Monday, November 5, 2007

Lower 9th Ward

We visited the Lower 9th Ward today. I expected the devastation and desolation, but not the beauty. It was gorgeous. As we all have heard, the entire ward is below sea level, bounded by a canal on two sides and the Mississippi River on another, surrounded by ineffective levees, on damp and unstable ground, and has (not surprisingly) been frequently flooded. What I had missed amid all of these facts was the obvious: left to it’s own devices, the ward is a natural flood plain, a marsh. Having been wiped fairly clean and then left alone for two years, it’s of course quickly returning to its natural state. There were gorgeous rushes and reeds, marsh grasses, flowers, shrubs, and vines. And the birds: stalking egrets, skulking osprey, tiny timid doves, swallows darting and skimming about, a miniscule stripped bird of prey that was hunting grasshoppers with the intensity of an eagle, and more. Since many of the human residents were killed or displaced, and those who we saw were quiet and dignified, there were blissfully few noises except for those of the birds. It was as if we were spending the afternoon in a park—one with a looming tragedy.

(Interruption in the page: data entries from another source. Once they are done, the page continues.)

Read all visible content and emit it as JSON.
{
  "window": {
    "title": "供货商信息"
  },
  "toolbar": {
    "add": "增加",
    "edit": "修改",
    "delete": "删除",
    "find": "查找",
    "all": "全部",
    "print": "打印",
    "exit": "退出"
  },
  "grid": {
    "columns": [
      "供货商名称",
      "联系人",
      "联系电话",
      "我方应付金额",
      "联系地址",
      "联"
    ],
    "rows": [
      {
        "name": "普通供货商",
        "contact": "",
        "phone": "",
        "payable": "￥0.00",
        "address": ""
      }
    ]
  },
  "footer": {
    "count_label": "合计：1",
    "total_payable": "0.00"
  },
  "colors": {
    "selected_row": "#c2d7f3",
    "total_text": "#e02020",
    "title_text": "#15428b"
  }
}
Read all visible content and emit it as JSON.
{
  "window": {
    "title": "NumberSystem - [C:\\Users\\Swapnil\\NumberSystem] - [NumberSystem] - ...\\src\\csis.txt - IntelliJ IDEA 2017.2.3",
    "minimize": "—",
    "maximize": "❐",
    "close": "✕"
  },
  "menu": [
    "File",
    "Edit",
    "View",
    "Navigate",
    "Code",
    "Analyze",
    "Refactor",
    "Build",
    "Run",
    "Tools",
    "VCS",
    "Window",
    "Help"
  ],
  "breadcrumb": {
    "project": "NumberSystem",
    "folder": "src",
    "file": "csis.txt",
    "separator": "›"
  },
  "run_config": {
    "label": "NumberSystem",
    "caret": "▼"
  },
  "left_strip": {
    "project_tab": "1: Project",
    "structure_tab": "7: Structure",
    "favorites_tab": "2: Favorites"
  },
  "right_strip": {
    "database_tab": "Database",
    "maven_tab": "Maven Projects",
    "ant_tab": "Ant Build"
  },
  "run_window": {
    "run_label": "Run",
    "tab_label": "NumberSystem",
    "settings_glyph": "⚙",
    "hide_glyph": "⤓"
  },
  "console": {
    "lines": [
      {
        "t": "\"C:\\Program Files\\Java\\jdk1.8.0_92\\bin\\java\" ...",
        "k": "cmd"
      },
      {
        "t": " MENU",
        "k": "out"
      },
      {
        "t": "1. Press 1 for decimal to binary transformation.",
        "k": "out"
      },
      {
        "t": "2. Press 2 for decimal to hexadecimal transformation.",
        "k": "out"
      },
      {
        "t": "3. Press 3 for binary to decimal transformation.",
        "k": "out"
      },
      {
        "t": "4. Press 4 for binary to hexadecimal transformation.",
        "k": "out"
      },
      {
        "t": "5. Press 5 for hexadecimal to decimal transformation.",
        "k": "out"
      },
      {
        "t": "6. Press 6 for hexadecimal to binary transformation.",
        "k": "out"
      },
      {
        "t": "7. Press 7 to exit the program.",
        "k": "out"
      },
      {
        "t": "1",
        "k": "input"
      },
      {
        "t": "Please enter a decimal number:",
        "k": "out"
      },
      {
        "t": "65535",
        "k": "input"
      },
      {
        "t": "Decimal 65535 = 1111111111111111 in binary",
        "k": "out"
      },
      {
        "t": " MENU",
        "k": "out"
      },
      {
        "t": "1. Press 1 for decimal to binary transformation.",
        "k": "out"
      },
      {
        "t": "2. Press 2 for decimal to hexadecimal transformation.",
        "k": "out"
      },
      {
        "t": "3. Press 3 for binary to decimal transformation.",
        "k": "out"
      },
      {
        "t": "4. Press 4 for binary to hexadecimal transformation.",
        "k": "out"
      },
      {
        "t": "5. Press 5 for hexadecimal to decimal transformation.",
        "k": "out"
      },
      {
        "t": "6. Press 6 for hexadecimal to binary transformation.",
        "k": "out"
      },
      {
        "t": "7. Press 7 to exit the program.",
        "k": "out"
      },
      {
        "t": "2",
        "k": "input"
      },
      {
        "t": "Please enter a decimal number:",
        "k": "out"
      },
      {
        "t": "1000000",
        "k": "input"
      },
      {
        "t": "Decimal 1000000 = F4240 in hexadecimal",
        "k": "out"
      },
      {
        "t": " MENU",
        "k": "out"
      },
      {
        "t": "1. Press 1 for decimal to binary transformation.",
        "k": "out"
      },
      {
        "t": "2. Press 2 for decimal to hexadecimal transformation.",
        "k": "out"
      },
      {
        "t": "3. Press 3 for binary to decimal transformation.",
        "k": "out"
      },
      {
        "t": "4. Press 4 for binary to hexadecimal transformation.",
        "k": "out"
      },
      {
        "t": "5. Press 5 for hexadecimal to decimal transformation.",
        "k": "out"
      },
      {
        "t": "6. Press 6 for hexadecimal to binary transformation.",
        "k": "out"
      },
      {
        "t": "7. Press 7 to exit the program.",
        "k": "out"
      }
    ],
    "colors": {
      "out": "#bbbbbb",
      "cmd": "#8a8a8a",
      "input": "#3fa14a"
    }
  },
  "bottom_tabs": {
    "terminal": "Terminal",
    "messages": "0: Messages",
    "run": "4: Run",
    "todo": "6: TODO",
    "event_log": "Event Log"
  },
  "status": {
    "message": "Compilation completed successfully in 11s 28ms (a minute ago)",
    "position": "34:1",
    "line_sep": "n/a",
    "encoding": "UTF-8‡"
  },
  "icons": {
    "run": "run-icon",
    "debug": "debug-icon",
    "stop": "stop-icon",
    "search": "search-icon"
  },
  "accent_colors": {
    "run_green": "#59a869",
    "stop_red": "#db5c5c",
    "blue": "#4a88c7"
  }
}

The details of the human drama that played out on this “ground” (mud, really) of course were ever-present, and made my throat tighten with grief, but this did not translate into any antipathy toward nature’s force here. What it brought to light more than anything was how weak our claim on this earth is, and how unimaginably strong the forces of nature (both large and small) are. Water toppled steel, fire melted glass and wood, ivy shunts off siding, birds unravel cloth. The real tragedy is not the hurricane, which was an unfortunately-located natural phenomenon after all, but our inability to live in a more sustainable place in the natural world.

I hope to visit the ward often again before we leave. I know I have only just begun to explore this beautiful neighborhood. It is so full of life.

2 comments:

Carolyn said...

Amazing photos...

Anonymous said...

Very cool. So often, nature provides beauty where we least expect it.

We both continue to be so proud of the work you are both doing there.